Mi era caduto l’occhio su questo libro l’avevo adocchiato qualche tempofa, quand’era solo una nuova edizione della e/o, poi tutto il clamore nato intorno al premio Strega che l’aveva coinvolto me l’aveva fatto mettere da parte per un po’. E devo dire che tutta la pomposità con cui la casa editrice lo accompagna in terza e quarta di copertina non deponevano molto a favore: provo sempre un certo fastidio quando ho la sensazione che mi si voglia convincere della bravura di un autore o della bontà di un’opera ancor prima di affrontarli.

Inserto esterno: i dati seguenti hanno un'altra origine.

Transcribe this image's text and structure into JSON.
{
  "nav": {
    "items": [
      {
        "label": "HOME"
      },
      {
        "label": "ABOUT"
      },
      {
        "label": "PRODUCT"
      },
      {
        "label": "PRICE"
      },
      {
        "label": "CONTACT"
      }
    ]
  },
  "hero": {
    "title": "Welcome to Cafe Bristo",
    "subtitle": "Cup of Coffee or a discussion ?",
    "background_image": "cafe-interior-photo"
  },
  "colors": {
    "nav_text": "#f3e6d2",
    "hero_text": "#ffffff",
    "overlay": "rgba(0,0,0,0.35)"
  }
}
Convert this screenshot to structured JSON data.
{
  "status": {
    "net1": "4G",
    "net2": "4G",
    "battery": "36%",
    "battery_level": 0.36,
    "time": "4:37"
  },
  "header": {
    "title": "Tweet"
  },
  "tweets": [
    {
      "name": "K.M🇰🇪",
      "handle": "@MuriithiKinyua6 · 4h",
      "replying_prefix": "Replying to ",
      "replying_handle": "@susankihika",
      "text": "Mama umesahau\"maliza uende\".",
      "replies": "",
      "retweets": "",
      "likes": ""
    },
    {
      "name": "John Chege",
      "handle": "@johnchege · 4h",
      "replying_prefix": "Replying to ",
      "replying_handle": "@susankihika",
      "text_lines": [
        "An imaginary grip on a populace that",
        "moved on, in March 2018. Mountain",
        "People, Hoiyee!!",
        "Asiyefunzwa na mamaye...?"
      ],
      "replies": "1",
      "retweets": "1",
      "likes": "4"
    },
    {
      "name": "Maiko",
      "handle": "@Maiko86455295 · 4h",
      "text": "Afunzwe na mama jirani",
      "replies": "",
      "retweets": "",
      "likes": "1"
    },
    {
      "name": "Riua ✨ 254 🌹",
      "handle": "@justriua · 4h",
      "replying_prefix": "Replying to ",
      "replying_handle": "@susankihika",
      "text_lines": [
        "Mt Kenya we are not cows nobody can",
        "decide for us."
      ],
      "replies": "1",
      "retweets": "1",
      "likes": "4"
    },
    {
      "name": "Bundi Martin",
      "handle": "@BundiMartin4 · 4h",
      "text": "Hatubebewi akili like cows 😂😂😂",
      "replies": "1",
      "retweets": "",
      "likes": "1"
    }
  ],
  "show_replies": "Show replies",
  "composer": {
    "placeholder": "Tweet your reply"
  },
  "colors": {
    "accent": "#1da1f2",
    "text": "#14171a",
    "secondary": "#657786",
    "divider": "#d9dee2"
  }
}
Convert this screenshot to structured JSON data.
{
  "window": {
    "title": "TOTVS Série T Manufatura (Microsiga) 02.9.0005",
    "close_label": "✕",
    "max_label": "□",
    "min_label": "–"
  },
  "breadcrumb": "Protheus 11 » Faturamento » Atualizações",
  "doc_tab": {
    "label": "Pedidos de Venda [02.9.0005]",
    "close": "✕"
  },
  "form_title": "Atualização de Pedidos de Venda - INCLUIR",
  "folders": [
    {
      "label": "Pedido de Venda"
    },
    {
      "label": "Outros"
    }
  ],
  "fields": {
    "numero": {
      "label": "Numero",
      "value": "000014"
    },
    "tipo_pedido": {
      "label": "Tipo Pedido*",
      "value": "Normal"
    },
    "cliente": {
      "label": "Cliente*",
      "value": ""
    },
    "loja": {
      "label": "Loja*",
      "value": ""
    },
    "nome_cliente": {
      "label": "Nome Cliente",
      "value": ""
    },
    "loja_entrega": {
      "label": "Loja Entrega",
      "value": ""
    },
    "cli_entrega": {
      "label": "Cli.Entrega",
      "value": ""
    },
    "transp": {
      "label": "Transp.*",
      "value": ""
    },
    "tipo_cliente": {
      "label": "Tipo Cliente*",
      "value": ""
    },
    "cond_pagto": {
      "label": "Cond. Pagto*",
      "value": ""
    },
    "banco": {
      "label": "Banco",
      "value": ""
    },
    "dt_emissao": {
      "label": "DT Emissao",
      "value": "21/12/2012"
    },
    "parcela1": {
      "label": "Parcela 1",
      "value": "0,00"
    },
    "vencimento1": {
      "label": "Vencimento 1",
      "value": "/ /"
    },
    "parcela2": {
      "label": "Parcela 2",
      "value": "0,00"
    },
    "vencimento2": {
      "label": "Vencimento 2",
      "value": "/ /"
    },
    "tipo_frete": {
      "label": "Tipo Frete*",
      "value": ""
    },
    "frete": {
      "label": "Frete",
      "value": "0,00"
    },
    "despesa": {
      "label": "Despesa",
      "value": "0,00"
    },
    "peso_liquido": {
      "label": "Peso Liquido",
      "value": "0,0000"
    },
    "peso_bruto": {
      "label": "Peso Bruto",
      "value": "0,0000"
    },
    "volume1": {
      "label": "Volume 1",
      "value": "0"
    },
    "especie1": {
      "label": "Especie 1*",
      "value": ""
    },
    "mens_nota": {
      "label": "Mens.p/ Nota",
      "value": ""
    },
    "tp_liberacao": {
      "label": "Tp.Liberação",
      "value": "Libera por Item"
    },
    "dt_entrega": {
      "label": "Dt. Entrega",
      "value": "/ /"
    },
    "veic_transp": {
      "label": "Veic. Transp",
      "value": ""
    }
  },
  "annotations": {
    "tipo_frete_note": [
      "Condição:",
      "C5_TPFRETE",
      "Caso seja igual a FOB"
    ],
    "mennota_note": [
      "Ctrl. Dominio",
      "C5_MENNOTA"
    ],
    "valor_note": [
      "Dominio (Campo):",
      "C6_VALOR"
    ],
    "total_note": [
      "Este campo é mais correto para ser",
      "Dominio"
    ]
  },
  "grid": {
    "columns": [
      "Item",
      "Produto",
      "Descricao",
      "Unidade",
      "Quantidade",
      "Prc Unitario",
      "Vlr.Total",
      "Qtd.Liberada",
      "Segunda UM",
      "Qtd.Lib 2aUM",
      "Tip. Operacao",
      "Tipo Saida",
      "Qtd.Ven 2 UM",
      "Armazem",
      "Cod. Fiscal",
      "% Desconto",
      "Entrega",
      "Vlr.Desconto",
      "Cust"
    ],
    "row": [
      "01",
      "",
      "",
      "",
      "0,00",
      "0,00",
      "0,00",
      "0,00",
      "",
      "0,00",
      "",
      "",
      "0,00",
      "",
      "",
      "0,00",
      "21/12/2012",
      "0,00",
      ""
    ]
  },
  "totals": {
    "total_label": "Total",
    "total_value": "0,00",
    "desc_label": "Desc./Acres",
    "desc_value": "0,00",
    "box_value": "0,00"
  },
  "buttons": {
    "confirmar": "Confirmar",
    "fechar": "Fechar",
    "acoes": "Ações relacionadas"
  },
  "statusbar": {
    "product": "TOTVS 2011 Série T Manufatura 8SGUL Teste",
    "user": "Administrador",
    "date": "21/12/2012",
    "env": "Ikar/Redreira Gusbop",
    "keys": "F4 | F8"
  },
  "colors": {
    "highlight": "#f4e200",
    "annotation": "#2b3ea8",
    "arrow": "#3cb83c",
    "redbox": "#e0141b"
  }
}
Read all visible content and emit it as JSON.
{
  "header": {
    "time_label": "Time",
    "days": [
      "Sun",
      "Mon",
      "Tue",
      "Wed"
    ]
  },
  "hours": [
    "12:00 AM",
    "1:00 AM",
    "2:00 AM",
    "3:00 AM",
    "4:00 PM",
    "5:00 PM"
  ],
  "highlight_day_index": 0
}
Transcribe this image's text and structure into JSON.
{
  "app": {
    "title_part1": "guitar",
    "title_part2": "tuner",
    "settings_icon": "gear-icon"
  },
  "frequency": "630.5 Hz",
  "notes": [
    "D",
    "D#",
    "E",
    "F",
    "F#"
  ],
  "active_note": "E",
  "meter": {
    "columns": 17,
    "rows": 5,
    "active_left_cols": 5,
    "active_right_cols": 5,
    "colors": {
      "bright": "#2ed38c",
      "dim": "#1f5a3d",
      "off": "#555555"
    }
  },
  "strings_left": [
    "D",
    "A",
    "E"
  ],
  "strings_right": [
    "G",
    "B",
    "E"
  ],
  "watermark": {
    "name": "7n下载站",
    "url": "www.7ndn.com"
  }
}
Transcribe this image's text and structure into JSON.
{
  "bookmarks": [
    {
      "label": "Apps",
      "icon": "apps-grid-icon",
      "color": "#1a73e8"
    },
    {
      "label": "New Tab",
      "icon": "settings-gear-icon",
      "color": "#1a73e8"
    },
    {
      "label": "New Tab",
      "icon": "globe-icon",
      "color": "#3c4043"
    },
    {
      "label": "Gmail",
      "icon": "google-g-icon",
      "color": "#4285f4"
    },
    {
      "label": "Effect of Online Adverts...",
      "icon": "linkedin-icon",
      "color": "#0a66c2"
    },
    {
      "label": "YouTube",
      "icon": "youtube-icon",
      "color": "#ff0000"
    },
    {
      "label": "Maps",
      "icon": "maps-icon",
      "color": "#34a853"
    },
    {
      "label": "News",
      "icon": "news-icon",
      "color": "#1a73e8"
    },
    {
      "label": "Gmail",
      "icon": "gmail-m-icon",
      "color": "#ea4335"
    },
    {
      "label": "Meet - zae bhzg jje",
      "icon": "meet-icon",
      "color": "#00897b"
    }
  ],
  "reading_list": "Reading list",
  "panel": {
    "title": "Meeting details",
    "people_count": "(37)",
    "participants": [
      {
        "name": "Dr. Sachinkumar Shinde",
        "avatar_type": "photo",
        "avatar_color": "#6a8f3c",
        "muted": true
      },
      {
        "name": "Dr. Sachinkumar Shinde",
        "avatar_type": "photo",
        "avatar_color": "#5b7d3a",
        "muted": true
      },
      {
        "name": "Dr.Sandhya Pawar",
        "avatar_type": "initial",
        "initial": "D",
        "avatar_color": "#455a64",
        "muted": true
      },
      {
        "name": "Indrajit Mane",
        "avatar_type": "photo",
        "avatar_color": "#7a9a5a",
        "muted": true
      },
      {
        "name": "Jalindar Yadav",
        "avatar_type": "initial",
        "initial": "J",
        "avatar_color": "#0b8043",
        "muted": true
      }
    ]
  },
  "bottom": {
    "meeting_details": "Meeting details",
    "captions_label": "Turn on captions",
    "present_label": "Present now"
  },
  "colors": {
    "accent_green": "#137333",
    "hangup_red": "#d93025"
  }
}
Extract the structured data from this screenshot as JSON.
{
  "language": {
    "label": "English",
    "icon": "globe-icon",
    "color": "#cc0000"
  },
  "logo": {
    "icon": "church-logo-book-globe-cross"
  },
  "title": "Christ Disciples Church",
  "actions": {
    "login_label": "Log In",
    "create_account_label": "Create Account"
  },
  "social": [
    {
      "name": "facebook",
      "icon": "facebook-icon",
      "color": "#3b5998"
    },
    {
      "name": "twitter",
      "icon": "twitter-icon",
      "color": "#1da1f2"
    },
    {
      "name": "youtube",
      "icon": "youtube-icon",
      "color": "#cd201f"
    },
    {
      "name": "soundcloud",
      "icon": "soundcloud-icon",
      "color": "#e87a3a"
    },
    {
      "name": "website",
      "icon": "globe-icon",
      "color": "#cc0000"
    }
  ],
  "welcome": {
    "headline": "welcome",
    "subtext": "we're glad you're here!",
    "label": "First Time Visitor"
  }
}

Per fortuna Viola di Grado, autrice di Settanta acrilico trenta lana è davvero una scrittrice notevole. E poco importa che di anni ne abbia ventritre oppure settanta: scrittori non ci si improvvisa, si diventa grazie a delle attitudini, delle predisposizioni personali e poi, ovviamente con la pratica, la costanza, l’esercizio e la lettura a propria volta. Accade, ad un certo punto, nella vita di uno scrittore: prima o poi è un dettaglio che non influisce perché quello che rimane, in fondo, è la parola scritta. All’autrice in questione la parola (le infinite possibilità che le parole, prese singolarmente o intrecciate in lunghe catene espressive) piace profondamente, ha imparato ad usarla con raffinatezza e, bontà sua, ce ne rende partecipi.
La lettura è intensa, la trama quasi angosciante: madre e figlia, cariche di fissazioni e follie, dopo la morte del marito e padre, spingono le loro silenziose esistenze fino a raschiare il fondo con le unghie, risicando il dialogo fino a poche eloquenti occhiate quotidiane. Poi la vita, una qualsiasi forma di brama di vita, interviene per continuare a spingerle appena poco più su del limite che le farebbe affogare. Ad ognuna viene fatta intravedere una possibilità…
Si legge d’un fiato (sì, lo so, lo dico di un sacco di libri, ma questa volta vale davvero!).